2019 RSPCA WA State Award Winners Revealed
Three committed animal welfare heroes were recognised today by RSPCA WA at a State Awards Presentation.
The presentation was hosted by RSPCA WA Chair Lynne Bradshaw AM and held on World Animal Day – an international day of action for animal welfare and a fitting time to celebrate the winners.
The RSPCA WA State Awards Program is designed to recognise commendable acts of bravery, compassion and advocacy carried out by individuals or groups with the purpose of saving animal’s lives or improving animal welfare standards in Western Australia.
Members of the public were invited to nominate deserving individuals, groups and even animals across five categories: RSPCA WA Humane Award, RSPCA WA Youth Award, RSPCA WA Community Action Award, RSPCA WA Volunteer of the Year Award and RSPCA WA Animal Bravery Award.
Three winners were chosen across three categories by a dedicated Awards Committee made up of five experienced individuals, who work in animal welfare, media and the not-for-profit sector.
The RSPCA WA State Awards 2019 winners are:
RSPCA WA Community Action Award: Mick Fullerton
RSPCA WA Youth Award: Trinity Sorenson
RSPCA WA Volunteer of the Year Award: Kate Black
More information on Mick, Kate and Trinity’s efforts below.
Comments attributed to RSPCA WA Chair Lynne Bradshaw AM:
“RSPCA WA received some strong nominations for the awards this year, and the process of narrowing these down was very challenging for the Committee.
“We’re thrilled to announce the winners for 2019, and are humbled to share in celebrating their efforts.
“Mick, Kate and Trinity’s achievements are truly uplifting.
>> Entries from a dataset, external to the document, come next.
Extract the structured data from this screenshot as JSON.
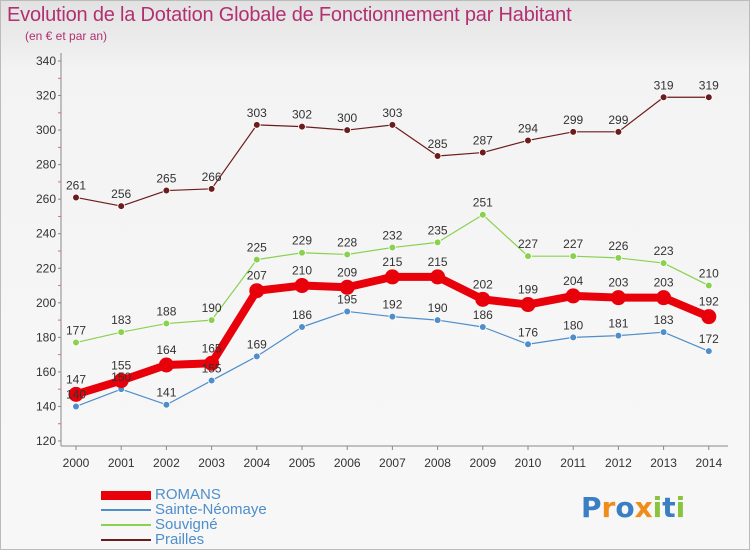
{
  "chart_data": {
    "type": "line",
    "title": "Evolution de la Dotation Globale de Fonctionnement par Habitant",
    "subtitle": "(en € et par an)",
    "categories": [
      "2000",
      "2001",
      "2002",
      "2003",
      "2004",
      "2005",
      "2006",
      "2007",
      "2008",
      "2009",
      "2010",
      "2011",
      "2012",
      "2013",
      "2014"
    ],
    "ylim": [
      120,
      340
    ],
    "yticks": [
      120,
      140,
      160,
      180,
      200,
      220,
      240,
      260,
      280,
      300,
      320,
      340
    ],
    "grid": false,
    "legend_position": "bottom-left",
    "series": [
      {
        "name": "ROMANS",
        "color": "#e8000a",
        "values": [
          147,
          155,
          164,
          165,
          207,
          210,
          209,
          215,
          215,
          202,
          199,
          204,
          203,
          203,
          192
        ]
      },
      {
        "name": "Sainte-Néomaye",
        "color": "#4f8ec9",
        "values": [
          140,
          150,
          141,
          155,
          169,
          186,
          195,
          192,
          190,
          186,
          176,
          180,
          181,
          183,
          172
        ]
      },
      {
        "name": "Souvigné",
        "color": "#8ad14f",
        "values": [
          177,
          183,
          188,
          190,
          225,
          229,
          228,
          232,
          235,
          251,
          227,
          227,
          226,
          223,
          210
        ]
      },
      {
        "name": "Prailles",
        "color": "#6b1c1c",
        "values": [
          261,
          256,
          265,
          266,
          303,
          302,
          300,
          303,
          285,
          287,
          294,
          299,
          299,
          319,
          319
        ]
      }
    ]
  },
  "logo": {
    "text": "Proxiti"
  }
}
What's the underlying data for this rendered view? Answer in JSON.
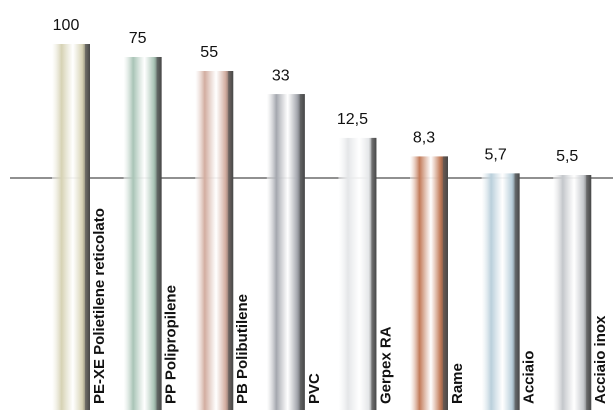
{
  "chart_data": {
    "type": "bar",
    "log_scale": true,
    "categories": [
      "PE-XE Polietilene reticolato",
      "PP Polipropilene",
      "PB Polibutilene",
      "PVC",
      "Gerpex RA",
      "Rame",
      "Acciaio",
      "Acciaio inox"
    ],
    "values": [
      100,
      75,
      55,
      33,
      12.5,
      8.3,
      5.7,
      5.5
    ],
    "value_labels": [
      "100",
      "75",
      "55",
      "33",
      "12,5",
      "8,3",
      "5,7",
      "5,5"
    ],
    "colors": [
      "#d6d2b4",
      "#a9c4b6",
      "#d2ada0",
      "#a4a7ae",
      "#e4e6e8",
      "#c27a58",
      "#b9cfdb",
      "#c4c7cb"
    ]
  }
}
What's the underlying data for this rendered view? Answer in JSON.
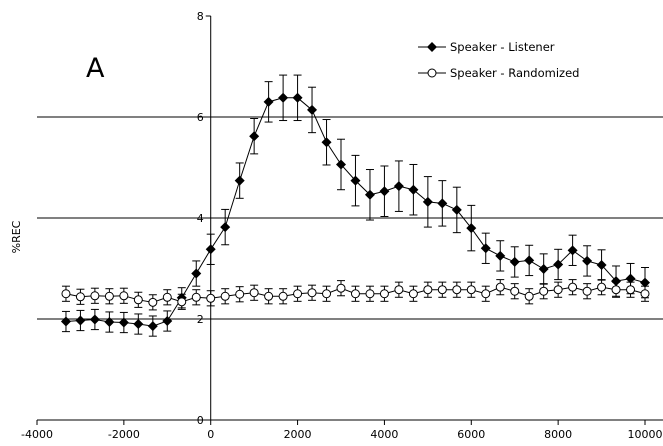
{
  "chart_data": {
    "type": "line",
    "panel_label": "A",
    "ylabel": "%REC",
    "xlabel": "",
    "xlim": [
      -4000,
      10000
    ],
    "ylim": [
      0,
      8
    ],
    "x_ticks": [
      -4000,
      -2000,
      0,
      2000,
      4000,
      6000,
      8000,
      10000
    ],
    "y_ticks": [
      0,
      2,
      4,
      6,
      8
    ],
    "x_tick_labels": [
      "-4000",
      "-2000",
      "0",
      "2000",
      "4000",
      "6000",
      "8000",
      "10000"
    ],
    "y_tick_labels": [
      "0",
      "2",
      "4",
      "6",
      "8"
    ],
    "horizontal_gridlines": [
      2,
      4,
      6
    ],
    "legend_position": "top-right",
    "x": [
      -3333,
      -3000,
      -2667,
      -2333,
      -2000,
      -1667,
      -1333,
      -1000,
      -667,
      -333,
      0,
      333,
      667,
      1000,
      1333,
      1667,
      2000,
      2333,
      2667,
      3000,
      3333,
      3667,
      4000,
      4333,
      4667,
      5000,
      5333,
      5667,
      6000,
      6333,
      6667,
      7000,
      7333,
      7667,
      8000,
      8333,
      8667,
      9000,
      9333,
      9667,
      10000
    ],
    "series": [
      {
        "name": "Speaker - Listener",
        "marker": "filled-diamond",
        "values": [
          1.95,
          1.97,
          1.99,
          1.94,
          1.93,
          1.9,
          1.86,
          1.96,
          2.42,
          2.9,
          3.38,
          3.82,
          4.74,
          5.62,
          6.3,
          6.38,
          6.38,
          6.14,
          5.5,
          5.06,
          4.74,
          4.46,
          4.53,
          4.63,
          4.56,
          4.32,
          4.29,
          4.16,
          3.8,
          3.4,
          3.25,
          3.13,
          3.16,
          2.99,
          3.08,
          3.36,
          3.15,
          3.07,
          2.75,
          2.8,
          2.72
        ],
        "errors": [
          0.2,
          0.2,
          0.2,
          0.2,
          0.2,
          0.2,
          0.2,
          0.2,
          0.2,
          0.25,
          0.3,
          0.35,
          0.35,
          0.35,
          0.4,
          0.45,
          0.45,
          0.45,
          0.45,
          0.5,
          0.5,
          0.5,
          0.5,
          0.5,
          0.5,
          0.5,
          0.45,
          0.45,
          0.45,
          0.3,
          0.3,
          0.3,
          0.3,
          0.3,
          0.3,
          0.3,
          0.3,
          0.3,
          0.3,
          0.3,
          0.3
        ]
      },
      {
        "name": "Speaker - Randomized",
        "marker": "open-circle",
        "values": [
          2.5,
          2.44,
          2.46,
          2.45,
          2.46,
          2.38,
          2.33,
          2.43,
          2.34,
          2.43,
          2.41,
          2.45,
          2.49,
          2.52,
          2.45,
          2.45,
          2.5,
          2.52,
          2.5,
          2.61,
          2.5,
          2.5,
          2.5,
          2.58,
          2.5,
          2.58,
          2.58,
          2.58,
          2.58,
          2.5,
          2.63,
          2.55,
          2.45,
          2.55,
          2.58,
          2.63,
          2.55,
          2.63,
          2.58,
          2.58,
          2.5
        ],
        "errors": [
          0.15,
          0.15,
          0.15,
          0.15,
          0.15,
          0.15,
          0.15,
          0.15,
          0.15,
          0.15,
          0.15,
          0.15,
          0.15,
          0.15,
          0.15,
          0.15,
          0.15,
          0.15,
          0.15,
          0.15,
          0.15,
          0.15,
          0.15,
          0.15,
          0.15,
          0.15,
          0.15,
          0.15,
          0.15,
          0.15,
          0.15,
          0.15,
          0.15,
          0.15,
          0.15,
          0.15,
          0.15,
          0.15,
          0.15,
          0.15,
          0.15
        ]
      }
    ]
  }
}
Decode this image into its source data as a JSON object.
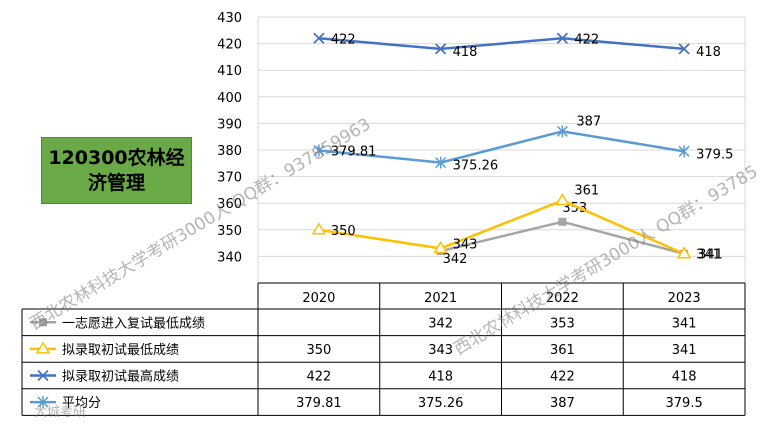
{
  "badge": {
    "text": "120300农林经\n济管理"
  },
  "watermark": {
    "line1": "西北农林科技大学考研3000人 QQ群：937859963",
    "line2": "西北农林科技大学考研3000人 QQ群：93785",
    "brand": "大城考研"
  },
  "chart_data": {
    "type": "line",
    "categories": [
      "2020",
      "2021",
      "2022",
      "2023"
    ],
    "ylim": [
      330,
      430
    ],
    "yticks": [
      340,
      350,
      360,
      370,
      380,
      390,
      400,
      410,
      420,
      430
    ],
    "grid": true,
    "legend": "table",
    "series": [
      {
        "name": "一志愿进入复试最低成绩",
        "values": [
          null,
          342,
          353,
          341
        ],
        "labels": [
          "",
          "342",
          "353",
          "341"
        ],
        "color": "#a5a5a5",
        "marker": "square"
      },
      {
        "name": "拟录取初试最低成绩",
        "values": [
          350,
          343,
          361,
          341
        ],
        "labels": [
          "350",
          "343",
          "361",
          "341"
        ],
        "color": "#ffc000",
        "marker": "triangle"
      },
      {
        "name": "拟录取初试最高成绩",
        "values": [
          422,
          418,
          422,
          418
        ],
        "labels": [
          "422",
          "418",
          "422",
          "418"
        ],
        "color": "#4472c4",
        "marker": "x"
      },
      {
        "name": "平均分",
        "values": [
          379.81,
          375.26,
          387,
          379.5
        ],
        "labels": [
          "379.81",
          "375.26",
          "387",
          "379.5"
        ],
        "color": "#5b9bd5",
        "marker": "star"
      }
    ]
  }
}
Each has generously given their own time and considerable energy to save animals' lives and improve welfare outcomes in WA.
“I’d like to thank those who submitted a nomination, and encourage people from across WA to do so next year.
“RSPCA WA hopes that by recognising the efforts of these individuals, a ripple effect will be created to inspire others to treat animals with kindness and compassion.”
More information about award winners:
Certified Snake Catcher Mick Fullerton is driven by his love of reptiles – and wants to do anything in his power to help keep them safe.
Mick works full-time as a welder, but is on call 24/7 to rescue reptiles and other wildlife in need as a volunteer.
Mick has been offering venomous snake relocation and wildlife rescue for about 15 years through Western Reptile Removal.
In the summer months, Mick can be called upon to relocate up to 15 reptiles a week – and he does all this after work and on weekends for no charge to encourage more people to take this option.
Most of Mick’s rescues are venomous snakes inside people’s houses or on their property. He has also rescued many injured reptiles over the years and nursed them back to health before releasing them.
Mick is passionate about dispelling myths surrounding native snakes, and happily shares his knowledge with the public – both in person and through Western Reptile Removal’s Facebook page. Mick also has plans to host educational presentations at schools and shopping centres.
In IApril 2018, when Trinity Sorenson learnt – through her mum’s work in remote WA – that there were many dogs suffering with ticks in communities along the Gibb River Road in the Kimberley, she made it her mission to help them.
15-year-old Trinity saved her own money to buy supplies, and enlisted the help of several family members to make the 3000km journey during her school holidays. Trinity and her family then worked to remove ticks from about 30 dogs.
Trinity also shared her knowledge, empowering locals to continue with parasite prevention in the future. On the trip home, the group stopped at a roadhouse, where the owner was struggling to coax a litter of abandoned puppies out from underneath his shop.
Trinity was quick to assist, and managed what the owner thought impossible in rescuing the puppies. She even managed to organise good homes for the puppies in nearby Derby.
Then, late last year, Trinity was given a school research project and chose to educate her classmates on the plight of battery hens.
For the project, she rescued three battery hens, documenting her dedicated care, and their progress, in a moving video which encourages higher-welfare choices. Since then, she’s continued to love and care for these animals.
Kate has been one of RSPCA WA's most outstanding volunteers since joining us in May 2016.
She has generously given more than 830 hours of her time in the shelter, RSPCA’s retail stores and wherever else support is needed.
Kate was integral to the creation of RSPCA WA’s Cat Corp team – a group of highly knowledgeable volunteers who work intensively with the cats to improve their behaviour and bring them out of their shell – helping them find loving homes, sooner.
She acts as a mentor to new volunteers, helping them feel welcome and confident in their role. Kate also created a volunteer group to make toys for the shelter animals. The group’s colourful handiwork is on display in almost every condo in the cattery.
Kate’s ability to think out of the box, and come up with creative ideas has had a great impact on RSPCA WA’s programs, and the animals in our care.